Crappie are feeding up on Jordan Lake
As September’s summer-fall indecision erodes into the unmistakably fall-like feeling of October, the crappie in North Carolina’s Jordan Lake will breathe a sigh of relief as they fall in line with the shad leaving the main lake and filling the creeks. Guide Freddie Sinclair of Clayton, N.C., is plumbing the depths with a tight-line spread featuring a crappie fisherman’s best friend — minnows.
“The nights are getting cooler, the water temperature is cooling down, and the daylight hours are getting shorter,” said Sinclair, of Sinclair’s Guide Service. “The crappie are starting to feed up a little heavy, concentrating on fattening up for the winter. We will catch some fish shallow — following the shad into the backs of the coves. But the majority of fish will be in the deeper creek channels.”
Sinclair (919-219-2804) prefers creeks on the upper end of Jordan in October. He said the area around the US 64 bridge at mid-lake doesn’t turn on until November. And he reserves the lower end for lower temperatures. He finds the 16- to 22-foot depth range the most profitable. But he catches fish much shallower in the early morning. Starting in the mouth of a creek, Sinclair hawks his sonar as he follows the channel, hoping for a promising return. If a crappie’s markings are absent — that’s okay — he’s looking for baitfish just as much. Once you find the bait, you’ll find the crappie.
Fish vertically along creek mouths
“The mouths of the coves in the creek channel are good places to concentrate,” Sinclair said. “I like to vertically tight-line over these areas. A slower presentation is what I like to do — anything from sitting still to a half-mile an hour at the most. I still use artificial bait, but I use a lot of live bait at this time. A No. 2 gold or red hook tipped with a minnow or a 1/32- to 1/16-ounce jighead tipped with a minnow. If the water is stained or muddy, I like black, orange, chartreuse or pink jigheads.

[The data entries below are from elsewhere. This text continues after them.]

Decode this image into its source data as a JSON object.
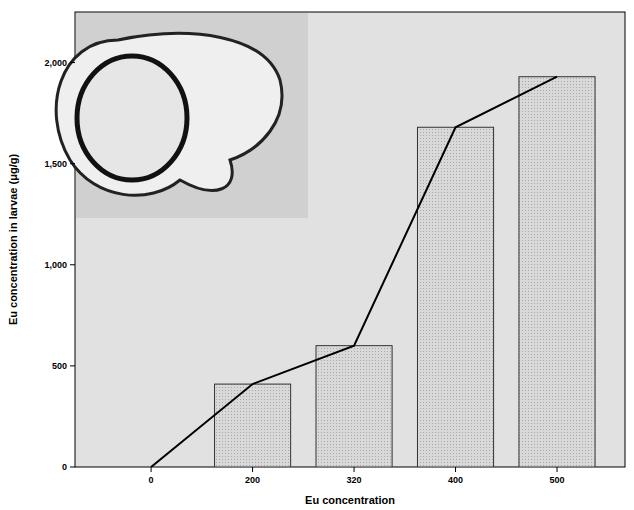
{
  "chart_data": {
    "type": "bar",
    "x_label": "Eu concentration",
    "y_label": "Eu concentration in larvae (μg/g)",
    "categories": [
      "0",
      "200",
      "320",
      "400",
      "500"
    ],
    "series": [
      {
        "type": "bar",
        "color": "#d9d9d9",
        "values": [
          0,
          410,
          600,
          1680,
          1930
        ]
      },
      {
        "type": "line",
        "color": "#000000",
        "values": [
          0,
          410,
          600,
          1680,
          1930
        ]
      }
    ],
    "ylim": [
      0,
      2250
    ],
    "yticks": [
      0,
      500,
      {
        "value": 1000,
        "label": "1,000"
      },
      {
        "value": 1500,
        "label": "1,500"
      },
      {
        "value": 2000,
        "label": "2,000"
      }
    ],
    "grid": false
  }
}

If it’s clear to stained, chartreuse or red work good.”
To fish vertically and/or offset windy conditions, Sinclair hangs a ¼- to a ¾-ounce egg sinker 14 to 16 inches above the bait, resting on a barrel swivel. In tournament situations, he ties a dropper loop 12 inches above the sinker and attaches a second hook and minnow. Sinclair runs a spider rig of eight rods from the bow, using rods from 14 to 16 feet long.